Laut ver.di fehlen mindestens 1600 Stellen in Bremens Krankenhäusern. Was möchtest du tun, um den Personalmangel zu bekämpfen?

Öffentlichkeitsarbeit muss betrieben werden. Menschen verlassen sich darauf, was andere sagen; wenn eine Sache - in diesem Fall ein Beruf - schlecht geredet wird und die Umstände in denen man arbeiten muss die Oberhand gewinnen, tritt der typische Effekt ein, dass es irrelevant ist, dass viele Gute Dinge passieren, wenn nur ein Schlechtes geschah. Dass wir viel tun müssen steht ausser Frage, doch nur das Negative an die Öffentlichkeit zu tragen ist der Falsche weg, wenn doch gleichzeitig so viel Positives jeden Tag passiert.

Bist du für eine gesetzliche oder tarifliche Personalbemessung? Wenn ja, welche Maßnahmen möchtest du ergreifen, um eine solche zu erreichen?

Ja, eine gesetzliche Personalbemessung ist zwingend notwendig, um eine adäquate Pflege gegenüber Patienten/Bewohnern zu gewährleisten. Es muss Druck gemacht werden, sowohl im Land, wie auch im Bund. Verantwortliche Personen - dazu Zähle ich Direktionen, Politiker des Bundes und der Länder, dürfen sich nicht allein aif Äußerungen von außen verlassen - sie müssen in Geschehen mitwirken, sehen, was passiert, wie es passiert und müssen als Verantwortliche verpflichtet werden, den Alltag zu begreifen. Vertreter der Berufe - und damit meine ich Jene, die täglich auf Station stehen - müssen sich mit dem Senat zusammensetzen (dürfen); es reicht nicht aus, sich auf Studien, Protokolle und Ansichten derer zu verlassen, die praktisch nur theoretisch Ahnung von der Materie haben.

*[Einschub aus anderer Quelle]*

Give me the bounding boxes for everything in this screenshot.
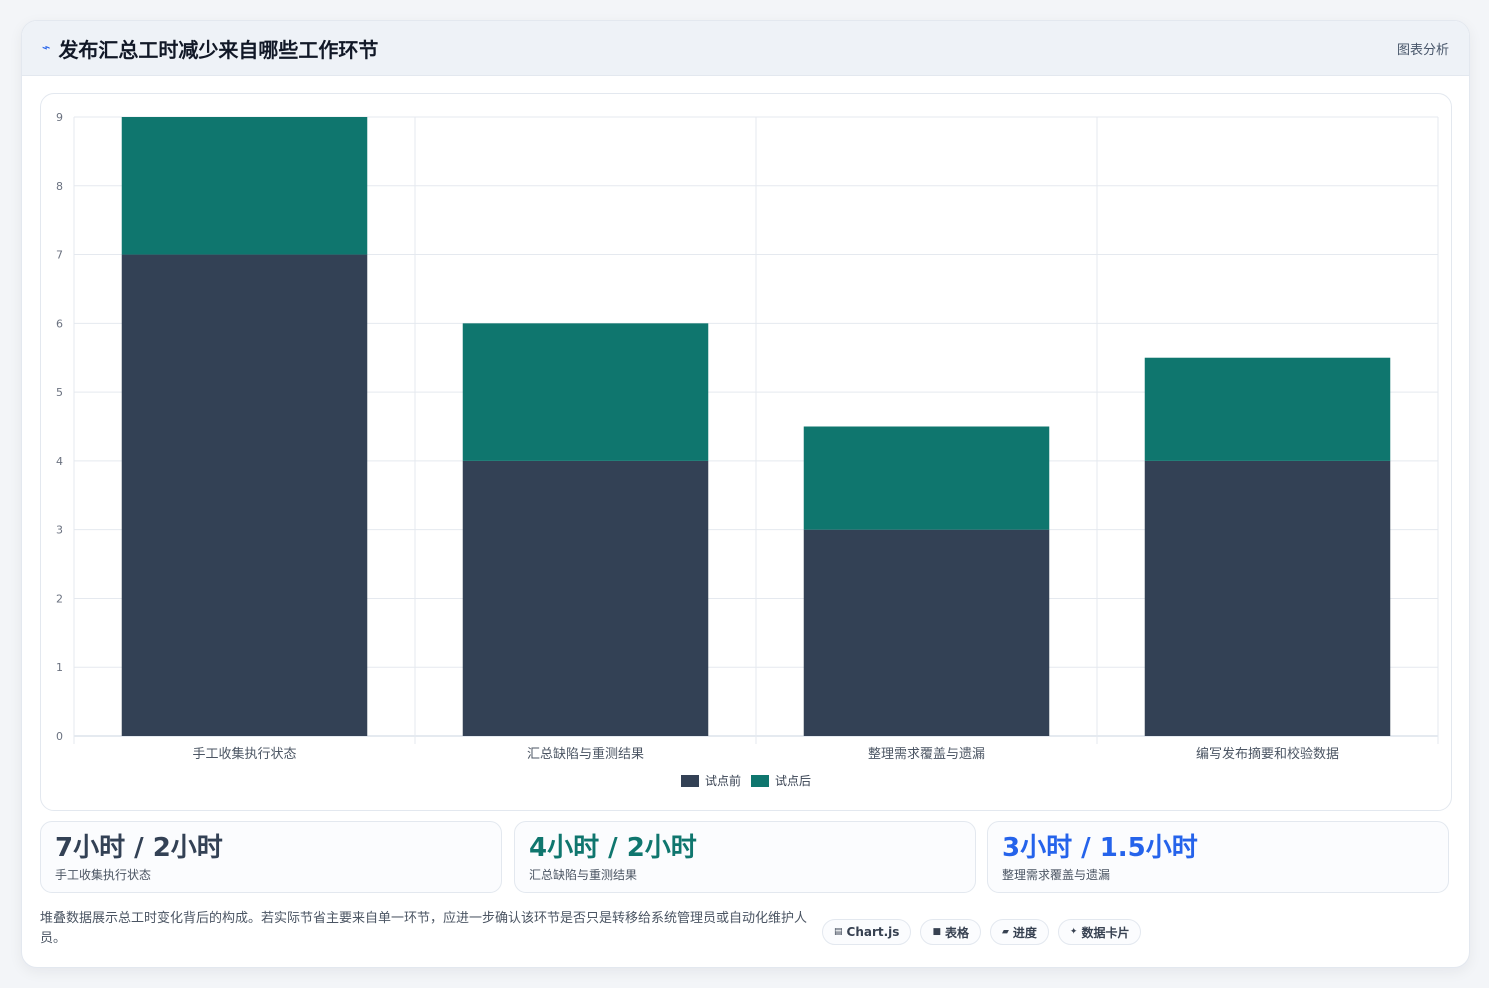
- stat-card-coverage: 3小时 / 1.5小时 整理需求覆盖与遗漏: [987, 821, 1449, 893]
- x-tick-label: 汇总缺陷与重测结果: [527, 746, 644, 762]
- legend-item-before[interactable]: 试点前: [680, 772, 741, 789]
- sparkle-icon: ✦: [1069, 927, 1078, 937]
- page-title: 发布汇总工时减少来自哪些工作环节: [58, 37, 379, 62]
- legend-label-after: 试点后: [775, 774, 812, 788]
- chart-icon: ▤: [834, 927, 843, 937]
- tag-list: ▤ Chart.js ■ 表格 ▰ 进度 ✦ 数据卡片: [822, 919, 1142, 945]
- legend-item-after[interactable]: 试点后: [751, 772, 811, 789]
- y-tick-label: 4: [56, 455, 63, 468]
- legend-swatch-before: [680, 774, 699, 787]
- stat-card-defects: 4小时 / 2小时 汇总缺陷与重测结果: [514, 821, 976, 893]
- tag-progress[interactable]: ▰ 进度: [989, 919, 1049, 945]
- chart-panel: 0 1 2 3 4 5 6 7 8 9 手工收集执行状态 汇总缺陷与重测结果 整理需求覆盖与遗漏 编写发布…: [40, 93, 1452, 811]
- bar-segment: [803, 529, 1050, 736]
- chart-analysis-link[interactable]: 图表分析: [1396, 42, 1449, 58]
- tag-label: Chart.js: [846, 925, 900, 939]
- stat-label: 手工收集执行状态: [55, 868, 152, 882]
- stat-value: 4小时 / 2小时: [529, 833, 697, 863]
- tag-data-card[interactable]: ✦ 数据卡片: [1057, 919, 1142, 945]
- stat-card-manual-status: 7小时 / 2小时 手工收集执行状态: [40, 821, 502, 893]
- tag-label: 表格: [944, 925, 969, 940]
- card-header: ⌁ 发布汇总工时减少来自哪些工作环节 图表分析: [22, 21, 1469, 76]
- tag-table[interactable]: ■ 表格: [920, 919, 981, 945]
- bar-segment: [121, 254, 368, 737]
- legend-label-before: 试点前: [704, 774, 741, 788]
- y-tick-label: 3: [56, 524, 63, 537]
- legend-swatch-after: [751, 774, 769, 787]
- tag-chartjs[interactable]: ▤ Chart.js: [822, 919, 912, 945]
- stat-label: 整理需求覆盖与遗漏: [1002, 868, 1111, 882]
- y-tick-label: 1: [56, 661, 63, 674]
- stat-value: 7小时 / 2小时: [55, 833, 223, 863]
- x-tick-label: 编写发布摘要和校验数据: [1196, 746, 1339, 762]
- stat-value: 3小时 / 1.5小时: [1002, 833, 1198, 863]
- y-tick-label: 8: [56, 180, 63, 193]
- bar-segment: [462, 323, 709, 461]
- y-tick-label: 2: [56, 592, 63, 605]
- tag-label: 数据卡片: [1081, 925, 1130, 940]
- x-tick-label: 手工收集执行状态: [192, 746, 296, 762]
- bar-segment: [1144, 357, 1391, 461]
- y-tick-label: 7: [56, 249, 63, 262]
- progress-icon: ▰: [1001, 927, 1009, 937]
- bar-segment: [1144, 460, 1391, 736]
- y-tick-label: 0: [56, 730, 63, 743]
- y-tick-label: 5: [56, 386, 63, 399]
- chart-card: ⌁ 发布汇总工时减少来自哪些工作环节 图表分析 0 1 2 3 4 5 6 7 8 9 手工收集执行…: [21, 20, 1470, 968]
- stat-label: 汇总缺陷与重测结果: [529, 868, 638, 882]
- y-tick-label: 9: [56, 111, 63, 124]
- bar-segment: [803, 426, 1050, 530]
- footnote: 堆叠数据展示总工时变化背后的构成。若实际节省主要来自单一环节，应进一步确认该环节…: [40, 911, 808, 946]
- y-tick-label: 6: [56, 317, 63, 330]
- x-tick-label: 整理需求覆盖与遗漏: [868, 746, 985, 762]
- tag-label: 进度: [1012, 925, 1037, 940]
- bar-segment: [462, 460, 709, 736]
- stacked-bar-chart: 0 1 2 3 4 5 6 7 8 9 手工收集执行状态 汇总缺陷与重测结果 整理需求覆盖与遗漏 编写发布…: [56, 111, 1439, 762]
- table-icon: ■: [932, 927, 941, 937]
- trend-icon: ⌁: [40, 39, 52, 57]
- chart-legend: 试点前 试点后: [41, 772, 1451, 789]
- bar-segment: [121, 117, 368, 255]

Immer mehr Kolleg*innen beklagen sich, dass die Arbeit in der Nachtschicht alleine nicht zu bewältigen ist. Wie stehst du zu der Sofortmaßnahme „Keine Nacht allein“, und welche Möglichkeiten siehst du, das durchzusetzen?

Das in der Nacht eine Pflegekraft für 50 und mehr Patienten/Bewohner verantwortlich ist, ist nachweislich unverantwortlich. In Krankenhäusern stellt dieses Problem noch einen höheren Unverantwortlichkeitsfaktor dar, als in Pflegeeinrichtungen, da es in Krankenhäusern häufig auch um kritische Fälle geht. Es muss eine Grenze eingeführt werden, das Personal muss medizinisch mindestens einjährig ausgebildet sein, eine Fachkraft ist Pflicht. Es wäre sinnvoll einen nächtlichen Schlüssel von 30/2 einzuführen, wobei es sich um eine Fachkraft plus eine einjährig ausgebildete Pflegekraft handelt. Durchsetzbar ist dies durch gesunden Menschenverstand. Dauernachtwachen müssen berichten, Berichte müssen offen getragen werden, Anhörungen müssen erfolgen, Sachverständige gehört werden aber wesentlich wichtiger: Die Bremer Landesverfassung vergibt die gesamte Macht dem Volk. Ergo: Volksentscheide für vorgebrachte Gesetzesentwürfe.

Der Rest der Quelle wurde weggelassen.